E então o André explicou que desde que haviam voltado de férias, todos eles, os pais e o irmão do André, se revezavam para ficar com o chihuahuah, para não deixá-lo sozinho. Estavam todos arrependidos. Agora havia sempre alguém com o cãozinho. E enquanto ele acariciava o cachorro, o chihuahuah o olhava com desespero, tremendo o corpo inteiro.
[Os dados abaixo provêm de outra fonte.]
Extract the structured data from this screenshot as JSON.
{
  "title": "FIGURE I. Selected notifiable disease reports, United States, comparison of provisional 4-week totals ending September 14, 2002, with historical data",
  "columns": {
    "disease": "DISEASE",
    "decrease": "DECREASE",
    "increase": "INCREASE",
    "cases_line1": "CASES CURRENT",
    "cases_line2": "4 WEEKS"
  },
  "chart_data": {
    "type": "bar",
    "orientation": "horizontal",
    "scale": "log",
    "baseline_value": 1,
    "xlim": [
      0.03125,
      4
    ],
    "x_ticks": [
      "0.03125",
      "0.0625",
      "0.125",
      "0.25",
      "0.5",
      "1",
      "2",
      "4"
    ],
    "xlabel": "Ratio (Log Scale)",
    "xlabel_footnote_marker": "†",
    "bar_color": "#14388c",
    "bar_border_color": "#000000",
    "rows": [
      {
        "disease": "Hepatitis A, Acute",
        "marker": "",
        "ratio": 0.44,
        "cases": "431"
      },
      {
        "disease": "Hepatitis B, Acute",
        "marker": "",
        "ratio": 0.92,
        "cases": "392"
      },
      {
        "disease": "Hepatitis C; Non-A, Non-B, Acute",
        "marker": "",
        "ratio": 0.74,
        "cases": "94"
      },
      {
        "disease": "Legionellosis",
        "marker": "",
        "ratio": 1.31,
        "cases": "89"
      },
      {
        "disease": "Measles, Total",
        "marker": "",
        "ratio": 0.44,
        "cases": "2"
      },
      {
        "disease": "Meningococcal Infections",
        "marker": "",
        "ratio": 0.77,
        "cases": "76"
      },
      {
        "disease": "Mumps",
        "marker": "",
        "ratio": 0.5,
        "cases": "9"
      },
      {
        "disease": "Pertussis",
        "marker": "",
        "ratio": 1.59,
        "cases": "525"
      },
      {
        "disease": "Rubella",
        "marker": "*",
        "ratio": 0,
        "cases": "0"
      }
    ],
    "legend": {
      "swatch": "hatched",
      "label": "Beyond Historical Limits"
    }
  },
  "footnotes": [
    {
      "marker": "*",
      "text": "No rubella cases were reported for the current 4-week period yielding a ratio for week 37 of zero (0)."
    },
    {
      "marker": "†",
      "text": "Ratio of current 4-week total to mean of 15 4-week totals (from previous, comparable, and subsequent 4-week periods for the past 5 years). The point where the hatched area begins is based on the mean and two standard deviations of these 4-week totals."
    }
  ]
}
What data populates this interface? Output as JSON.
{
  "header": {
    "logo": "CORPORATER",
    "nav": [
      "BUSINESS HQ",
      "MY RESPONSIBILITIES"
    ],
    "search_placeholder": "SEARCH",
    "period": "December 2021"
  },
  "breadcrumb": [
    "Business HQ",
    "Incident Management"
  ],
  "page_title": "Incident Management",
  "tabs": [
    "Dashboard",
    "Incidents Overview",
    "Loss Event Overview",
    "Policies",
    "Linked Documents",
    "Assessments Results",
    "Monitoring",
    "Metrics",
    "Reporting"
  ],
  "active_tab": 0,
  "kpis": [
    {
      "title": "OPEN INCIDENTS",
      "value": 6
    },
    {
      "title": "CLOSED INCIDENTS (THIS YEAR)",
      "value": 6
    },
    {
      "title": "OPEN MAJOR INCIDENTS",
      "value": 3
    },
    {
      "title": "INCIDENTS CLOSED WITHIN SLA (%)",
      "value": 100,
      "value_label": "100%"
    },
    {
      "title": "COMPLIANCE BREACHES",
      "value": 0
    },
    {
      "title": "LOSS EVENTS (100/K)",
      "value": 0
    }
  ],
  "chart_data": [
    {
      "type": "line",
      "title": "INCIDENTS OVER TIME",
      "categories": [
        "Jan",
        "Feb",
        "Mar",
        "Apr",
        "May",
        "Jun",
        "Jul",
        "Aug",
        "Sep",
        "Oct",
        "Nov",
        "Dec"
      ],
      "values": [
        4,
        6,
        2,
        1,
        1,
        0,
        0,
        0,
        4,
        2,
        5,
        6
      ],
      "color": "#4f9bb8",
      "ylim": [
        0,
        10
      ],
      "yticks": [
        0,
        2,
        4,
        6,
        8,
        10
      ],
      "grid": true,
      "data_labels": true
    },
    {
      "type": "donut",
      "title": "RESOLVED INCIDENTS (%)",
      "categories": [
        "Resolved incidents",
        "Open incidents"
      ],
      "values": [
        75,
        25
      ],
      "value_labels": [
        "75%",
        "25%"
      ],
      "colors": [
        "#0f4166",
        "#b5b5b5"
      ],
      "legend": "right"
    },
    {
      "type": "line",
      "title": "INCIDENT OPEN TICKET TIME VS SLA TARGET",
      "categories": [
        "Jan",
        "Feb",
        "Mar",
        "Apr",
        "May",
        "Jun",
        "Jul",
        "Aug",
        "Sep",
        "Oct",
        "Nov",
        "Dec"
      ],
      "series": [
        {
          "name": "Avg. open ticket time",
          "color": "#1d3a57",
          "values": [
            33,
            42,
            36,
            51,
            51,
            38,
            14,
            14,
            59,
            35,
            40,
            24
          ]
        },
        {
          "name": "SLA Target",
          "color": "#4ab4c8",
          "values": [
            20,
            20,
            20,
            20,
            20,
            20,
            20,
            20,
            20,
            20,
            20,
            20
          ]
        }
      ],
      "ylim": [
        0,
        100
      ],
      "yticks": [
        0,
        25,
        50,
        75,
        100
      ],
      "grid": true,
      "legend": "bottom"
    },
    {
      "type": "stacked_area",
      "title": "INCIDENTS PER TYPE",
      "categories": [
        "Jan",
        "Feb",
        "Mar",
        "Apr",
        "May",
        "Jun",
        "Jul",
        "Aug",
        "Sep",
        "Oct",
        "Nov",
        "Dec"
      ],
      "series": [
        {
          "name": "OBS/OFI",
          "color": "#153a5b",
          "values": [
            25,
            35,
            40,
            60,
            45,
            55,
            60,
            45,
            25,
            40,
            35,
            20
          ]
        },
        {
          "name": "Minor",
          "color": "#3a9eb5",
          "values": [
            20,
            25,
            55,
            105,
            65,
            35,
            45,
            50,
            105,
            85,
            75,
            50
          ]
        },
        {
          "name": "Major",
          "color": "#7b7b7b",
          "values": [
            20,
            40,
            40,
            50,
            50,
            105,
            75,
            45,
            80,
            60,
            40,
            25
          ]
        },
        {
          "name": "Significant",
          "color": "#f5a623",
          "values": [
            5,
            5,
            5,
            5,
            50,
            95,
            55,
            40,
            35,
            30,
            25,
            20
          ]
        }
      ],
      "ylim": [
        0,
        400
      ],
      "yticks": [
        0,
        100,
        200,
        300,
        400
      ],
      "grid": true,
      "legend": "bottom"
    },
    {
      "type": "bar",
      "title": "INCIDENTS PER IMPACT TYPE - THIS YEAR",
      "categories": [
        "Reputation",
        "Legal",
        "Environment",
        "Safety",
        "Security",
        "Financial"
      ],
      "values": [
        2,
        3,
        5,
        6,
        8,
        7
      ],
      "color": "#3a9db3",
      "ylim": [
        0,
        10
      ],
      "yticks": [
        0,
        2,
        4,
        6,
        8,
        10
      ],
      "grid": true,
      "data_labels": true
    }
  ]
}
Eu penso todos dos dias em uma vida menos chihuahuah.

3 comentários:

Paulo Bono disse...

que família filha da puta!
bem. eu conheci um chiuaua chamado Bradock.
abraço

Anônimo disse...

Fiquei triste, muito triste. Que seres humanos são esses? Que crueldade!! Não tenho mais palavras.
abração, Careca.

Careca disse...

Bono, é isso aí.
Uai, não há limites para a crueldade humana.